Napoli, un giornalista di nera immerso nella città dalle mille contraddizioni, e una scrittura lieve, ironica, malinconica per dire che passiamo la vita fianco a fianco ai mozziconi, ai guappi, al mare, ai palloni, a momenti spesi e accesi dello stesso spettacolo che amiamo e che chiamiamo ritorno a casa.
“Un giorno di questi” di Marco Ciriello, edito da Rubbettino, ha interrotto la sua corsa per lo Strega arenandosi tra i quaranta, ma resta comunque un particolare sguardo sulla città ‘e Pulecenella, lungo una linea d’orizzonte – sempre nel solco identitario – che si spinge appena al di là dell’ordinario, frugando tra aspetti che non cascano in descrizioni là davanti la notizia, ma vanno oltre l’apparenza della cosiddetta realtà. Giorni comuni e indimenticabili. Gli scrittori e i luoghi camminano insieme da sempre, e Ciriello che è pure giornalista ne restituisce un ritratto intenso, leggero e letterario sul genere del reportage, secondo un andamento frammentario, brevità fatta di istanti e di silenzi, che permettono dettagli di un’unica foto e che altri stralci mancanti restino parte dell’immaginario. È un altro modo di ascoltare.

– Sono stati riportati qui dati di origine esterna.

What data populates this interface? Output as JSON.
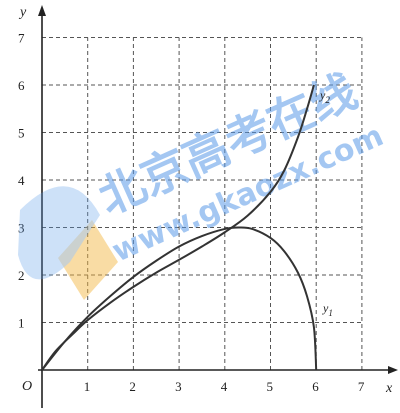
{
  "chart_data": {
    "type": "line",
    "xlabel": "x",
    "ylabel": "y",
    "origin_label": "O",
    "xlim": [
      0,
      7
    ],
    "ylim": [
      0,
      7
    ],
    "x_ticks": [
      "1",
      "2",
      "3",
      "4",
      "5",
      "6",
      "7"
    ],
    "y_ticks": [
      "1",
      "2",
      "3",
      "4",
      "5",
      "6",
      "7"
    ],
    "grid": true,
    "series": [
      {
        "name": "y1",
        "label_main": "y",
        "label_sub": "1",
        "x": [
          0,
          0.5,
          1,
          1.5,
          2,
          2.5,
          3,
          3.5,
          4,
          4.3,
          4.6,
          5,
          5.3,
          5.6,
          5.8,
          5.95,
          6
        ],
        "y": [
          0,
          0.6,
          1.12,
          1.56,
          1.96,
          2.3,
          2.6,
          2.82,
          2.97,
          3.0,
          2.97,
          2.78,
          2.5,
          2.05,
          1.55,
          0.9,
          0
        ]
      },
      {
        "name": "y2",
        "label_main": "y",
        "label_sub": "2",
        "x": [
          0,
          0.3,
          0.7,
          1,
          1.5,
          2,
          2.5,
          3,
          3.5,
          4,
          4.5,
          5,
          5.3,
          5.6,
          5.8,
          5.95
        ],
        "y": [
          0,
          0.4,
          0.78,
          1.05,
          1.42,
          1.75,
          2.05,
          2.32,
          2.6,
          2.9,
          3.25,
          3.75,
          4.2,
          4.9,
          5.5,
          6.0
        ]
      }
    ]
  },
  "watermark": {
    "title": "北京高考在线",
    "url": "www.gkaozx.com",
    "color": "#5b9be8",
    "accent_color": "#f2b43c"
  }
}
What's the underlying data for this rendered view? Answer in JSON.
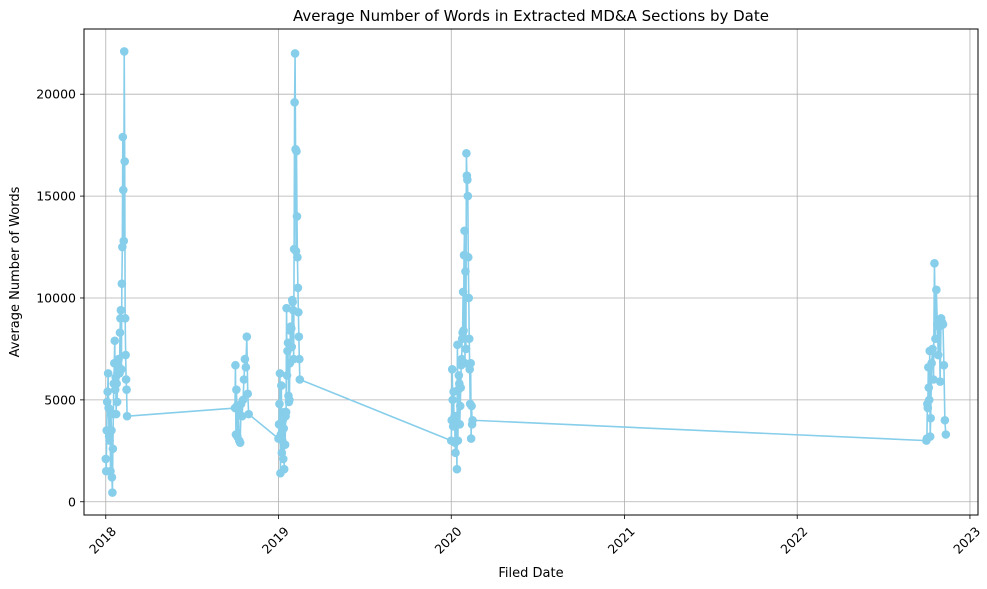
{
  "chart_data": {
    "type": "line",
    "title": "Average Number of Words in Extracted MD&A Sections by Date",
    "xlabel": "Filed Date",
    "ylabel": "Average Number of Words",
    "x_ticks": [
      "2018",
      "2019",
      "2020",
      "2021",
      "2022",
      "2023"
    ],
    "y_ticks": [
      "0",
      "5000",
      "10000",
      "15000",
      "20000"
    ],
    "xlim": [
      "2017-11-16",
      "2023-01-18"
    ],
    "ylim": [
      -650,
      23200
    ],
    "grid": true,
    "line_color": "#87ceeb",
    "marker": "circle",
    "series": [
      {
        "x": [
          "2018-01-01",
          "2018-01-02",
          "2018-01-03",
          "2018-01-04",
          "2018-01-05",
          "2018-01-06",
          "2018-01-07",
          "2018-01-08",
          "2018-01-09",
          "2018-01-10",
          "2018-01-11",
          "2018-01-12",
          "2018-01-13",
          "2018-01-14",
          "2018-01-15",
          "2018-01-16",
          "2018-01-17",
          "2018-01-18",
          "2018-01-19",
          "2018-01-20",
          "2018-01-21",
          "2018-01-22",
          "2018-01-23",
          "2018-01-24",
          "2018-01-25",
          "2018-01-26",
          "2018-01-27",
          "2018-01-28",
          "2018-01-29",
          "2018-01-30",
          "2018-01-31",
          "2018-02-01",
          "2018-02-02",
          "2018-02-03",
          "2018-02-04",
          "2018-02-05",
          "2018-02-06",
          "2018-02-07",
          "2018-02-08",
          "2018-02-09",
          "2018-02-10",
          "2018-02-11",
          "2018-02-12",
          "2018-02-13",
          "2018-02-14",
          "2018-02-15",
          "2018-10-01",
          "2018-10-02",
          "2018-10-03",
          "2018-10-04",
          "2018-10-05",
          "2018-10-06",
          "2018-10-08",
          "2018-10-10",
          "2018-10-12",
          "2018-10-14",
          "2018-10-16",
          "2018-10-18",
          "2018-10-20",
          "2018-10-22",
          "2018-10-24",
          "2018-10-26",
          "2018-10-28",
          "2018-10-30",
          "2019-01-01",
          "2019-01-02",
          "2019-01-03",
          "2019-01-04",
          "2019-01-05",
          "2019-01-06",
          "2019-01-07",
          "2019-01-08",
          "2019-01-09",
          "2019-01-10",
          "2019-01-11",
          "2019-01-12",
          "2019-01-13",
          "2019-01-14",
          "2019-01-15",
          "2019-01-16",
          "2019-01-17",
          "2019-01-18",
          "2019-01-19",
          "2019-01-20",
          "2019-01-21",
          "2019-01-22",
          "2019-01-23",
          "2019-01-24",
          "2019-01-25",
          "2019-01-26",
          "2019-01-27",
          "2019-01-28",
          "2019-01-29",
          "2019-01-30",
          "2019-01-31",
          "2019-02-01",
          "2019-02-02",
          "2019-02-03",
          "2019-02-04",
          "2019-02-05",
          "2019-02-06",
          "2019-02-07",
          "2019-02-08",
          "2019-02-09",
          "2019-02-10",
          "2019-02-11",
          "2019-02-12",
          "2019-02-13",
          "2019-02-14",
          "2019-02-15",
          "2020-01-01",
          "2020-01-02",
          "2020-01-03",
          "2020-01-04",
          "2020-01-05",
          "2020-01-06",
          "2020-01-07",
          "2020-01-08",
          "2020-01-09",
          "2020-01-10",
          "2020-01-11",
          "2020-01-12",
          "2020-01-13",
          "2020-01-14",
          "2020-01-15",
          "2020-01-16",
          "2020-01-17",
          "2020-01-18",
          "2020-01-19",
          "2020-01-20",
          "2020-01-21",
          "2020-01-22",
          "2020-01-23",
          "2020-01-24",
          "2020-01-25",
          "2020-01-26",
          "2020-01-27",
          "2020-01-28",
          "2020-01-29",
          "2020-01-30",
          "2020-01-31",
          "2020-02-01",
          "2020-02-02",
          "2020-02-03",
          "2020-02-04",
          "2020-02-05",
          "2020-02-06",
          "2020-02-07",
          "2020-02-08",
          "2020-02-09",
          "2020-02-10",
          "2020-02-11",
          "2020-02-12",
          "2020-02-13",
          "2020-02-14",
          "2020-02-15",
          "2022-10-01",
          "2022-10-02",
          "2022-10-03",
          "2022-10-04",
          "2022-10-05",
          "2022-10-06",
          "2022-10-07",
          "2022-10-08",
          "2022-10-09",
          "2022-10-10",
          "2022-10-12",
          "2022-10-14",
          "2022-10-16",
          "2022-10-18",
          "2022-10-20",
          "2022-10-22",
          "2022-10-24",
          "2022-10-26",
          "2022-10-28",
          "2022-10-30",
          "2022-11-01",
          "2022-11-03",
          "2022-11-05",
          "2022-11-07",
          "2022-11-09",
          "2022-11-11"
        ],
        "values": [
          2100,
          1500,
          3500,
          4900,
          5400,
          6300,
          4600,
          3200,
          3000,
          4500,
          1500,
          4300,
          3500,
          1200,
          450,
          2600,
          4300,
          5800,
          6800,
          7900,
          5500,
          6100,
          4300,
          5800,
          4900,
          6300,
          6900,
          7000,
          6600,
          6300,
          8300,
          9000,
          9400,
          6500,
          10700,
          12500,
          17900,
          15300,
          12800,
          22100,
          16700,
          9000,
          7200,
          6000,
          5500,
          4200,
          4600,
          6700,
          3300,
          5500,
          4700,
          3200,
          4500,
          3000,
          2900,
          4800,
          4200,
          5000,
          6000,
          7000,
          6600,
          8100,
          5300,
          4300,
          3100,
          3800,
          4800,
          6300,
          1400,
          3300,
          5700,
          2400,
          3000,
          4000,
          2100,
          3600,
          1600,
          4400,
          2800,
          4200,
          4400,
          9500,
          6200,
          7400,
          7800,
          5200,
          4900,
          5000,
          6800,
          8400,
          8600,
          8500,
          7600,
          9900,
          9800,
          9400,
          7000,
          12400,
          19600,
          22000,
          17300,
          12300,
          17200,
          14000,
          12000,
          10500,
          9300,
          8100,
          7000,
          6000,
          3000,
          4000,
          6500,
          5000,
          3700,
          5400,
          3700,
          4200,
          2900,
          2400,
          4200,
          3800,
          1600,
          7700,
          3000,
          5500,
          6200,
          5800,
          3800,
          4700,
          5600,
          6700,
          7000,
          8000,
          8300,
          10300,
          8400,
          12100,
          13300,
          6800,
          11300,
          7500,
          17100,
          16000,
          15800,
          15000,
          12000,
          10000,
          8000,
          6500,
          4800,
          6800,
          3100,
          4700,
          3800,
          4000,
          3000,
          3100,
          4800,
          4600,
          6600,
          5600,
          5000,
          7400,
          3200,
          4100,
          6800,
          7500,
          6000,
          11700,
          8000,
          10400,
          8700,
          7200,
          8600,
          5900,
          9000,
          8800,
          8700,
          6700,
          4000,
          3300
        ]
      }
    ]
  }
}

La vocazione rimane quella del cronista, e l’artefice stesso si fa protagonista, dotando il racconto del profilo di un diario dei giorni, un personaggio che si muove nelle stagioni napoletane come in un abbandono fantastico ma tutto appartenente alla voce sparsa tra la realtà e i luoghi. In questo percorso l’alito popolare si impone con tutta la sua forza, denso, coinvolgente. Siamo negli anni Ottanta e c’erano due giornali, il Grande e il Piccolo, e nel secondo lavorava il protagonista, “un sopravvissuto, uno che vaga in un tempo non suo e che torna in una città che gli è estranea”. Gli tocca ricomporre una foto che possa guardare intera, nel tempo del ritorno che pare non passi; una festa distratta invece la partenza.
Ciriello ha voluto restituirci il posto delle fragole, rileggendolo attraverso lo scavo della narrazione
Fermo alla finestra per qualche istante, osservando le persone e immaginando che si muovano ancora secondo il senso quasi mitico di quegli anni, quell’atmosfera e quell’idea contradditoria legata a una città complessa e difficile, a frugare tra la munnezza e le spiagge col sole tutto l’anno; l’inciampo nel terrore della camorra e il passo lesto del pibe de oro, Maradona che, anche se era meglio Pelé, s’è fatto amare in un paese diverso dal suo quanto e più di un figlio; e ancora il farfugliare scanzonato di Massimo Troisi e la parola d’inciampo di Giancarlo Siani morto per troppa verità.
Ciriello ha voluto restituirci quel paesaggio per luoghi e figure, senza simulare discorsi ad alta voce, niente di più di tutto ciò che contava, né limbi né giorni possibili, ma rileggendolo attraverso lo scavo della narrazione, per arricchirlo di fascino e di significato emblematico, posto delle fragole entro cui situare Vomero babà oroscopi e scippatori. Ed è riuscito, in quello che è un viaggio introspettivo tra vicende politiche e mutamenti sociali, a sviscerare l’animo di un popolo attraverso i suoi personaggi, quelli che hanno nel bene e nel male spalancato le porte che danno sulla strada, in una città in cui si rincorre sempre l’ultimo passaggio, quello del racconto.
Chiamato a raccolta Ciriello ha voluto per questo restituire la città anche nella penombra della notte vuota, un altro modo di ascoltarla è stata raccontarne l’assenza rumorosa nelle mattine dissolte, quando invece il cielo compatto e il mare dal riflesso ininterrotto scandiscono le sue miserie e le sue glorie.